Fifteen sixth-grade students from Sisters Academy of Baltimore, led by President Sister Delia Dowling, SSND, shared an afternoon with Sisters at Villa Assumpta this week. During their summer session for enrichment, the girls take time to learn about the mission and ministry of the four sponsoring congregations of their tuition-free school and to meet some of the Sisters from each community. Sisters of Mercy of the Americas, Sisters of Bon Secours, Sisters of Notre Dame de Namur, and the School Sisters of Notre Dame combined efforts in 2004 and established Sisters Academy, which educates girls who would not otherwise have access to an engaging and challenging middle-school education.
In preparation for the visit, the students created a list of interview questions for the one-on-one interviews they would have with Sisters. They also created colorful tissue paper flowers in hopes of “spreading joy!”
The students arrived in their colorful summer attire, and after a brief welcome and introductions, the girls went to the chapel for prayer and a tour of the chapel and the Heritage Room.
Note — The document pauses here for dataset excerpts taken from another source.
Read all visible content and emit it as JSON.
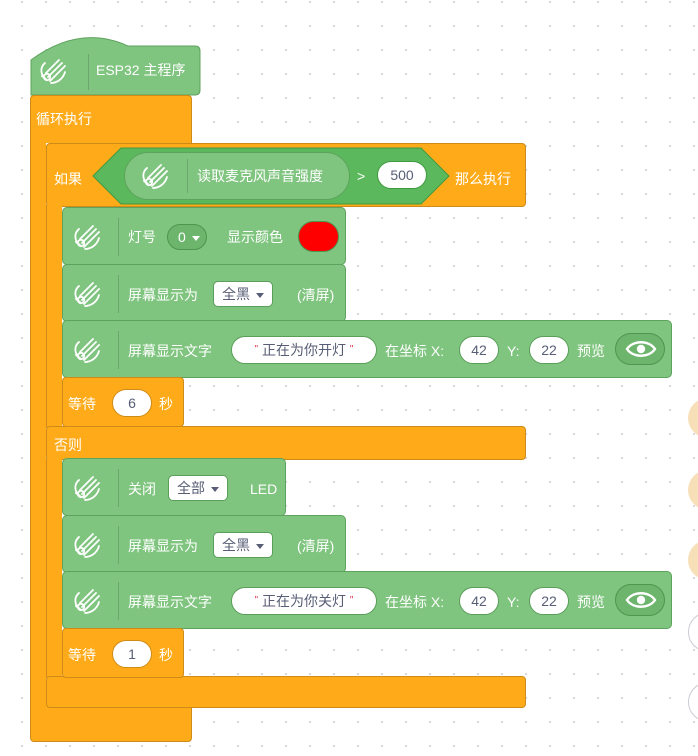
{
  "main_hat": {
    "label": "ESP32 主程序"
  },
  "loop": {
    "label": "循环执行"
  },
  "if_block": {
    "if_label": "如果",
    "sensor_label": "读取麦克风声音强度",
    "operator": ">",
    "threshold": "500",
    "then_label": "那么执行",
    "else_label": "否则"
  },
  "then_blocks": {
    "light": {
      "label": "灯号",
      "number": "0",
      "color_label": "显示颜色",
      "color": "#ff0000"
    },
    "clear": {
      "label": "屏幕显示为",
      "value": "全黑",
      "suffix": "(清屏)"
    },
    "text": {
      "label": "屏幕显示文字",
      "value": "正在为你开灯",
      "coord_label": "在坐标 X:",
      "x": "42",
      "y_label": "Y:",
      "y": "22",
      "preview_label": "预览"
    },
    "wait": {
      "label": "等待",
      "value": "6",
      "unit": "秒"
    }
  },
  "else_blocks": {
    "off": {
      "label": "关闭",
      "value": "全部",
      "suffix": "LED"
    },
    "clear": {
      "label": "屏幕显示为",
      "value": "全黑",
      "suffix": "(清屏)"
    },
    "text": {
      "label": "屏幕显示文字",
      "value": "正在为你关灯",
      "coord_label": "在坐标 X:",
      "x": "42",
      "y_label": "Y:",
      "y": "22",
      "preview_label": "预览"
    },
    "wait": {
      "label": "等待",
      "value": "1",
      "unit": "秒"
    }
  },
  "colors": {
    "control": "#ffab19",
    "esp32": "#7fc47f",
    "operator": "#5cb85c"
  },
  "icons": {
    "block_icon": "esp32-wave-icon",
    "preview_icon": "eye-icon"
  }
}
Then the sixth-graders found comfortable places to sit with their assigned Sisters, and with an interest to get to know them, delved deep into conversation. “Was it difficult to decide to become a nun?” “What is the most difficult thing about being a nun?” “What do nuns do?” were just a few of the questions the students posed.
Following 40 minutes of engaged conversation, the girls created posters reflecting what they had learned. Andrea, who is from Honduras, was able to speak her native language with Sister Natividad. She didn’t know that Sisters “had to change their names” and discovered, “moving from place to place was the hardest thing about being a nun” for some. Victoria discovered that “all of the sisters’ jobs evolved from wanting to help people.” Desire learned that some sisters enjoyed traveling and ministering in different states. She also found out that Sister Laurentilla was among the first woman chaplains in healthcare from the former Baltimore Province. Samauri found out that Sister Stacy’s favorite number was four, because it was the fourth of the month that her brother was born. When asked what she liked most about Sisters Academy, Samauri said, “It’s more challenging and my mom went there – she was in the first class.”
Following lunch in the courtyard, the students gathered the flowers they had made and went up to visit sisters in Maria Health Care Center, their ebullient spirits spreading joy to all they encountered. Before the students left, they stopped in the dining room to say thank you and good-bye. Sisters showered the girls in their love as they sang their blessing over them.